Neraca Dagang RI 18 Bulan Surplus, Rupiah Maju Tak Gentar!
Jakarta, CNBC Indonesia - Kabar baik datang dari luar dan dalam negeri di awal pekan ini, membuat rupiah mampu mencatat penguatan melawan dolar Amerika Serikat (AS). Rupiah melanjutkan kinerja impresif pekan lalu, bahkan sempat menembus ke bawah Rp 14.200/US$.
Melansir data Refinitiv, begitu perdagangan Senin (15/11) dibuka rupiah langsung menguat 0,23% ke Rp 14.200/US$ dan berlanjut hingga ke Rp 14.180/US$ atau 0,37%.
Level yang disebutkan terakhir menjadi posisi terkuat rupiah hari ini. Di akhir perdagangan rupiah menguat 0,16% ke Rp 14.210/US$ di pasar spot.
Pada pekan lalu, rupiah mencatat penguatan 0,64%. Meski tidak besar tetapi penguatan tersebut terbilang impresif, sebab indeks dolar AS sepanjang pekan lalu melesat 0,86% ke 95,128, level tertinggi sejak Juli 2020.
Kabar baik datang dari China pada hari ini. Pada pekan lalu, pasar dibuat cemas akan risiko stagflasi yang menghantui. Stagflasi merupakan stagnanya pertumbuhan ekonomi dibarengi dengan tingginya inflasi.
Ketika stagflasi melanda China, maka dunia akan terkena dampaknya.
Pemerintah China pekan lalu melaporkan inflasi yang dilihat dari consumer price index (CPI) naik 1,5% year-on-year (YoY) di bulan Oktober, lebih tinggi dari bulan sebelumnya 0,7% YoY serta dibandingkan hasil polling Reuters terhadap para ekonom yang memprediksi 1,4% YoY.

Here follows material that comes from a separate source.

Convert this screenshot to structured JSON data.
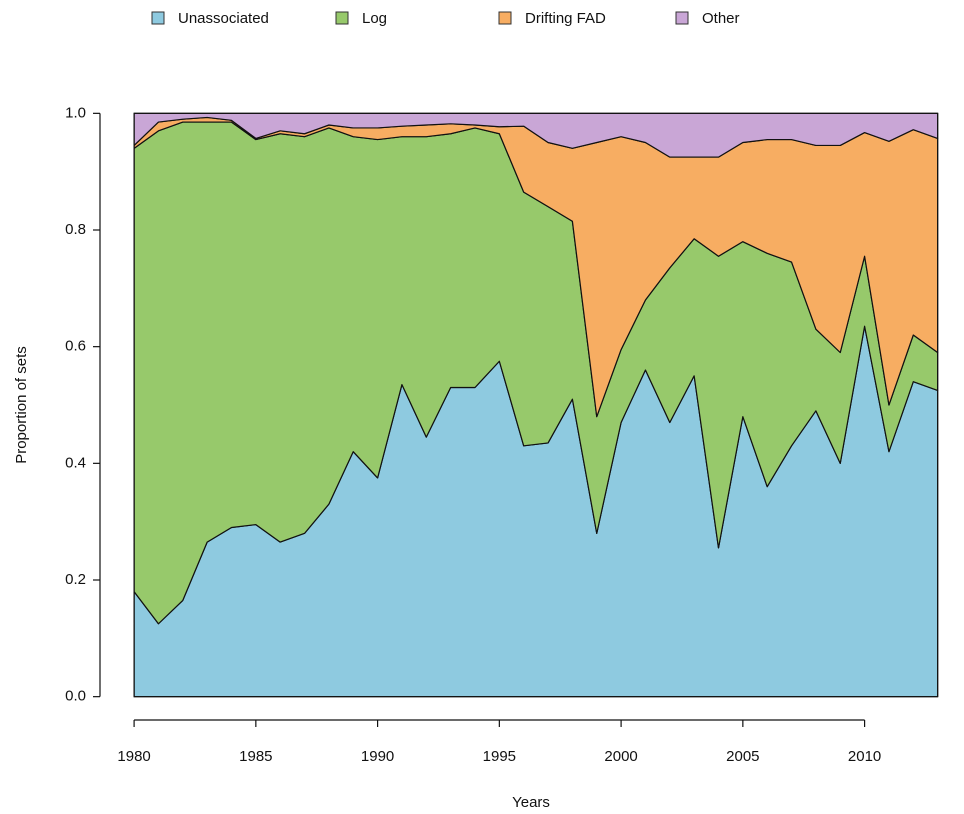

Yang paling membuat cemas adalah inflasi dari sektor produsen (producer price index/PPI) yang meroket 13,5% YoY, lebih tinggi dari bulan sebelumnya 10,7%. PPI di bulan Oktober tersebut menjadi yang tertinggi dalam lebih dari 26 tahun terakhir.
Ketika inflasi di produsen tinggi, maka ada risiko inflasi CPI juga akan melesat dalam beberapa bulan ke depan. Sebab, produsen kemungkinan besar akan menaikkan harga jual produknya.
"Kami khawatir inflasi di sektor produsen akan berdampak pada inflasi konsumen," kata Zhiwei Zhang, kepala ekonom di Pinpoint Asset Management, dalam sebuah catatan yang dikutip Reuters.
"Risiko terjadinya stagflasi terus meningkat" tambah Zhiwei.
Kecemasan akan terjadinya stagflasi sedikit mereda hari ini setelah Biro Statistik China melaporkan penjualan ritel tumbuh 4,9% YoY, lebih tinggi dari hasil polling Reuters yang memprediksi kenaikan sebesar 3,5% YoY. Produksi Industri juga dilaporkan naik 3,5% YoY, lebih tinggi dari prediksi 3% YoY.
Rilis tersebut meredakan kecemasan akan risiko terjadinya stagflasi di Negeri Tiongkok.
Sementara itu dari dalam negeri, Badan Pusat Statistik (BPS) sebelum tengah hari tadi melaporkan ekspor Indonesia pada Oktober 2021 mencapai US$ 22,03 miliar, naik 53,35% YoY dan 6,89% dibandingkan bulan sebelumnya.
Realisasi ini juga membawa ekspor Indonesia kembali menembus rekor tertinggi sepanjang sejarah.
Sementara impor dilaporkan mencapai US$ 16,29 miliar, naik 51,06% YoY.
Dengan nilai ekspor dan impor tersebut, surplus neraca perdagangan Indonesia pada bulan Oktober sebesar US$ 5,74 miliar. Surplus tersebut menjadi rekor tertinggi sepanjang masa, melampaui rekor sebelumnya US$ 4,74 miliar yang tercatat pada Agustus lalu.
Konsensus pasar yang dihimpun CNBC Indonesia sebelumnya memperkirakan ekspor tumbuh 46,06%, sedangkan impor tumbuh 58,35%, dengan surplus neraca perdagangan sebesar US$ 3,89 miliar.
Selain mencatat rekor, neraca perdagangan Indonesia sudah mengalami surplus dalam 18 bulan beruntun.
Surplus neraca perdagangan akan sangat membantu kinerja transaksi berjalan. Saat transaksi berjalan semakin sehat, maka nilai tukar rupiah akan lebih stabil.